二人の違いは方法論の違いだ。何も考えたくない時、考えたくないと考えて、林檎は考えない。福生は端から考えない。林檎は水の入った花瓶の花。福生の花は端から枯れて、棄てられるのを待っている。花瓶に水が入っていようがいまいが関係ない。
花は枯れて棄てられた時、花瓶から開放されるのか?水の入った花瓶の中で、花びらを広げ生を開放するのか?
 どちらにせよ、今日は林檎の誕生日!難しく考えたところで、歳はとる。時間は律儀にも正確に役目をはたしながら、大事な人をまた一歩死に近付けてゆく。 時間を見習って、律儀に生きることも大事なことだ。
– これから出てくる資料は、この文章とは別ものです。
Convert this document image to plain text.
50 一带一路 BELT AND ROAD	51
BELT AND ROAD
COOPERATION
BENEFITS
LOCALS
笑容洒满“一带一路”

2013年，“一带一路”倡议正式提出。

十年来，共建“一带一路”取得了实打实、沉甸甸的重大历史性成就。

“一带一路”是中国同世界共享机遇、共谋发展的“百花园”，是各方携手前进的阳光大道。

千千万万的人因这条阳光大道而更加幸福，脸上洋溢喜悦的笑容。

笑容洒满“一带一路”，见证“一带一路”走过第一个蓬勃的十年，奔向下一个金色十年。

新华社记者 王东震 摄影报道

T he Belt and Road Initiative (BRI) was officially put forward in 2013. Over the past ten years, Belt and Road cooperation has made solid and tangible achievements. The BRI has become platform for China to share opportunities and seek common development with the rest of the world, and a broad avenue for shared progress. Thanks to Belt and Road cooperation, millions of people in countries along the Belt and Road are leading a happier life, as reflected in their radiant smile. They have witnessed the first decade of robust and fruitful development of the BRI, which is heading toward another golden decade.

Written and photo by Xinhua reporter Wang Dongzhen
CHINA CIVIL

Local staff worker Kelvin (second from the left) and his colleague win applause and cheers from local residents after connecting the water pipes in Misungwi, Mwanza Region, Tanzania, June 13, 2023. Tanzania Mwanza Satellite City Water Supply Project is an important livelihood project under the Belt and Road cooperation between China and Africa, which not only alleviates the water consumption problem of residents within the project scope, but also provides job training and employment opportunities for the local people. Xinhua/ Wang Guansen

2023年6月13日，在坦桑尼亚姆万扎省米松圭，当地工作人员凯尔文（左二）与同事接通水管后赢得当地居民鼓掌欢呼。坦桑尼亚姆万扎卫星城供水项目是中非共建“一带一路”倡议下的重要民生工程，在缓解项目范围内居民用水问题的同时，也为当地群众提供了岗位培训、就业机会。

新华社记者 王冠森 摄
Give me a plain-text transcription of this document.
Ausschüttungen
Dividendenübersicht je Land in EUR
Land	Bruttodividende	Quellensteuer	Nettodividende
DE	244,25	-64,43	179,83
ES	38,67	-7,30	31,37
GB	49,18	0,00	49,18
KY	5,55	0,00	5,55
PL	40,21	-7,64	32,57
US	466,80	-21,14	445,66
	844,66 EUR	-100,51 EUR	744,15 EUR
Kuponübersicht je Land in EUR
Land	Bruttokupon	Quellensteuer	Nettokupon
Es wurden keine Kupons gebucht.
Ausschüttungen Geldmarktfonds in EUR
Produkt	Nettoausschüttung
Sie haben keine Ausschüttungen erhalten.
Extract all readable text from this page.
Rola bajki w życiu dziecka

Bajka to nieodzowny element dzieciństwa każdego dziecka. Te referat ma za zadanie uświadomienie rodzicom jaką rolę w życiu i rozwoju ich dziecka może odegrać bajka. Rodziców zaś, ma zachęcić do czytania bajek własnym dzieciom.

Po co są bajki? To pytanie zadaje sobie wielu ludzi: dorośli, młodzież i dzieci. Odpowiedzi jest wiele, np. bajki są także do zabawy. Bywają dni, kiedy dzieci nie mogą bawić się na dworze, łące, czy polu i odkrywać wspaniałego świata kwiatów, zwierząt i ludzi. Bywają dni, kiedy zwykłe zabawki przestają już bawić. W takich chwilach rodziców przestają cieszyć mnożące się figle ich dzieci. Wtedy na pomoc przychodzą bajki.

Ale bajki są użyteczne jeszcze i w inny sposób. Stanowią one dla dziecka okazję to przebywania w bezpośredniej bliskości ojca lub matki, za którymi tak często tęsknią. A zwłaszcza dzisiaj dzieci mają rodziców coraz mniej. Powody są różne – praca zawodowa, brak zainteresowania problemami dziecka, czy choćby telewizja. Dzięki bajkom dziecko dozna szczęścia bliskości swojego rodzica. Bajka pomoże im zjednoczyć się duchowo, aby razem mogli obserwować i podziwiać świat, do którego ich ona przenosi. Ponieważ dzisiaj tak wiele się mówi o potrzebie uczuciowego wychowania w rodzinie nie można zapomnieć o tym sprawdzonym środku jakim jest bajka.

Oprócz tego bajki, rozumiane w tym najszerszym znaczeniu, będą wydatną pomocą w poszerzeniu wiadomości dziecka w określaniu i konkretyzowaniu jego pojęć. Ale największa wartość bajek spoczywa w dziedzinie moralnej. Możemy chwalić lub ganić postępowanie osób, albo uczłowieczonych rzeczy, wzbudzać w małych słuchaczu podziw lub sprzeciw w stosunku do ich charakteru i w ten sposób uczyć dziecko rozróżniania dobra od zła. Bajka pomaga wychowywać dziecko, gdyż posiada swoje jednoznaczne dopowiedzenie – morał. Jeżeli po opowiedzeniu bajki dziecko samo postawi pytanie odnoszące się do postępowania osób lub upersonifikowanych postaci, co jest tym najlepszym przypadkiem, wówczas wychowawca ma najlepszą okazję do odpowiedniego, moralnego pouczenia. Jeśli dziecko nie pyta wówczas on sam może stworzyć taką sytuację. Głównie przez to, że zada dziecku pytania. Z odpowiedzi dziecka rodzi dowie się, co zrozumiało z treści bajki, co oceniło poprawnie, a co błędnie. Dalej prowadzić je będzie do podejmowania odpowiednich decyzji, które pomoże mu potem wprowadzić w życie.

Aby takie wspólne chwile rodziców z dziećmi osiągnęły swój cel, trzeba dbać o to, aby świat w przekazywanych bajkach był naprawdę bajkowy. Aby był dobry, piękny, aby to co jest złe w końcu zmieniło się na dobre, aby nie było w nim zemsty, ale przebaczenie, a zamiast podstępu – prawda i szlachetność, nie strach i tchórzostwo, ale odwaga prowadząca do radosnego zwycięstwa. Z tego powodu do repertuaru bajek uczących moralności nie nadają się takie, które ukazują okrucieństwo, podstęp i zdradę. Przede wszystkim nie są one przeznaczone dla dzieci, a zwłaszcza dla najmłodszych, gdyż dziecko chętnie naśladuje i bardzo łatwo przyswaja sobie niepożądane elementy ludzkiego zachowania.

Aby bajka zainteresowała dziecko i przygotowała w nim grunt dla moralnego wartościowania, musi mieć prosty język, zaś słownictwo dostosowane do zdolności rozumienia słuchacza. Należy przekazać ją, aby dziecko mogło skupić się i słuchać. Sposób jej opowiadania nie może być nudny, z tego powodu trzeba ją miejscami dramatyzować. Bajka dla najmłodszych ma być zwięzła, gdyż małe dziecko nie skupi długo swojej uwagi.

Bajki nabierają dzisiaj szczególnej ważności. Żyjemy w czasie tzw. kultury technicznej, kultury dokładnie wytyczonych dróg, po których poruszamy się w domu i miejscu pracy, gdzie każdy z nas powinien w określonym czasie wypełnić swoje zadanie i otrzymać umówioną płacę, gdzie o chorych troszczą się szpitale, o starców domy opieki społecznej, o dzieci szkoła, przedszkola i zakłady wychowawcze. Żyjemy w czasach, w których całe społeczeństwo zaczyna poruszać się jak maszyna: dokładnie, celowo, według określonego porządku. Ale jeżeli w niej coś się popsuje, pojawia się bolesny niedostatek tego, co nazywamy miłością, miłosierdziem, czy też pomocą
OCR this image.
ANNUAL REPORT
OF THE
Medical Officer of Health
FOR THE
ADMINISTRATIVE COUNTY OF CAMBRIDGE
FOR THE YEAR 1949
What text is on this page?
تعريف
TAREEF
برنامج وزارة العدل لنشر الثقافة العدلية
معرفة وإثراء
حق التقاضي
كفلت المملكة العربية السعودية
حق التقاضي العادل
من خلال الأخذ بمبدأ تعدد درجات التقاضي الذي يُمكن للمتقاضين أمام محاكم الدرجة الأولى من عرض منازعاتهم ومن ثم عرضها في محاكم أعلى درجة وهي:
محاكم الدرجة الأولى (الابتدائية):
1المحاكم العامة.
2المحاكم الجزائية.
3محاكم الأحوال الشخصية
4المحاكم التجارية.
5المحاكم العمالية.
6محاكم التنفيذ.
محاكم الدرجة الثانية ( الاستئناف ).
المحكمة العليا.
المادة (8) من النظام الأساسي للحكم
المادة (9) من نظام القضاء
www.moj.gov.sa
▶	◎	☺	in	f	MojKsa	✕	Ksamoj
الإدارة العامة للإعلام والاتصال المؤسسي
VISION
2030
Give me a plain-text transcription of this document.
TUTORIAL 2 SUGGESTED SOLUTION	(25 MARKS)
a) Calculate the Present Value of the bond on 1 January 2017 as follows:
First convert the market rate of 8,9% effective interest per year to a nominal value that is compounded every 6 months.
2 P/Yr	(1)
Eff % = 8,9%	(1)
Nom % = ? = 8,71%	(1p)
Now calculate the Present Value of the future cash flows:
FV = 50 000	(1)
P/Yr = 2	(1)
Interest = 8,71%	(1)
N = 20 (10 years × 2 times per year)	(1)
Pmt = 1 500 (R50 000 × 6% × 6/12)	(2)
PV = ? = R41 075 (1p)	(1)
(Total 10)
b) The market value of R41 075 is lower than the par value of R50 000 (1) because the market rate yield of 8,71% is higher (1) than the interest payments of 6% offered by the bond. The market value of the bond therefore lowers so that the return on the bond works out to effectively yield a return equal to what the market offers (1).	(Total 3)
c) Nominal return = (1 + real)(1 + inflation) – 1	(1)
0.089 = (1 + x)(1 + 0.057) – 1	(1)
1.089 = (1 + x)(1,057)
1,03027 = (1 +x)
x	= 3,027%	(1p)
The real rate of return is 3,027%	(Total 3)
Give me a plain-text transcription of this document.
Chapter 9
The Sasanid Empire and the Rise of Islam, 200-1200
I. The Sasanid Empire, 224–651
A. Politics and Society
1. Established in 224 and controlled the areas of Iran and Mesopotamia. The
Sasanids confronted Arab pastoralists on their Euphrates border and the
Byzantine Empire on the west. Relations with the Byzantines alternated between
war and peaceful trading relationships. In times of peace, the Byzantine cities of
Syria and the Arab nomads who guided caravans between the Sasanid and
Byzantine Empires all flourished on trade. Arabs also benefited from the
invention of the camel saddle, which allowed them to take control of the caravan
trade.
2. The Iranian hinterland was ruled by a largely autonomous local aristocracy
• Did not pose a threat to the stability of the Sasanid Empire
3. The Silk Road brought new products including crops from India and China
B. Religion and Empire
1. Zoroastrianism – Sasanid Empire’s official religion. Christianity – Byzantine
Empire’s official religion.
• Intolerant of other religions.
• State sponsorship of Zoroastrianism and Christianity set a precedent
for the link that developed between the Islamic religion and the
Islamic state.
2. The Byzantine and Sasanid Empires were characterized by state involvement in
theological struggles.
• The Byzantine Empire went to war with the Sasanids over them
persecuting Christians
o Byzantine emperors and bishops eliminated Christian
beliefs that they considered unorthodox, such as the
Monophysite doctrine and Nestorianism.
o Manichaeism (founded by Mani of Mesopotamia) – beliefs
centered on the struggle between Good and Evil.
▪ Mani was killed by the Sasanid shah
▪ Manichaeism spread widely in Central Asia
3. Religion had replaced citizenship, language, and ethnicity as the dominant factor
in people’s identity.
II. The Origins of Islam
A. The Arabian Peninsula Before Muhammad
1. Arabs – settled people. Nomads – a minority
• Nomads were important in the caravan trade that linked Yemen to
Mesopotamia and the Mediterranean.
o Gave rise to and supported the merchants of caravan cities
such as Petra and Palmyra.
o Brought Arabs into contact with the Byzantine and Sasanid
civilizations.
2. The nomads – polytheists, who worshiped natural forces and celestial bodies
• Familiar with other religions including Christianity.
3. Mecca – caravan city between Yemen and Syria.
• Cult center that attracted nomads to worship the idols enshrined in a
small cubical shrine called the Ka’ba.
人は悩む生き物で、それはそれで受け入れればよい。悩む事で生かされている生き物だ。
福生は今、林檎の目の前で生きている。きっと福生が死んでしまえば林檎は辛い。けれど、福生と迎えられる誕生日がなかったとしたら、そっちの方がよっぽど不幸だ。
福生と誕生日に食べる立ち食い蕎麦が、こんなにも美味い!
こんな風に老いぼれていくのなら、人生もそれ程、悪いもんじゃない。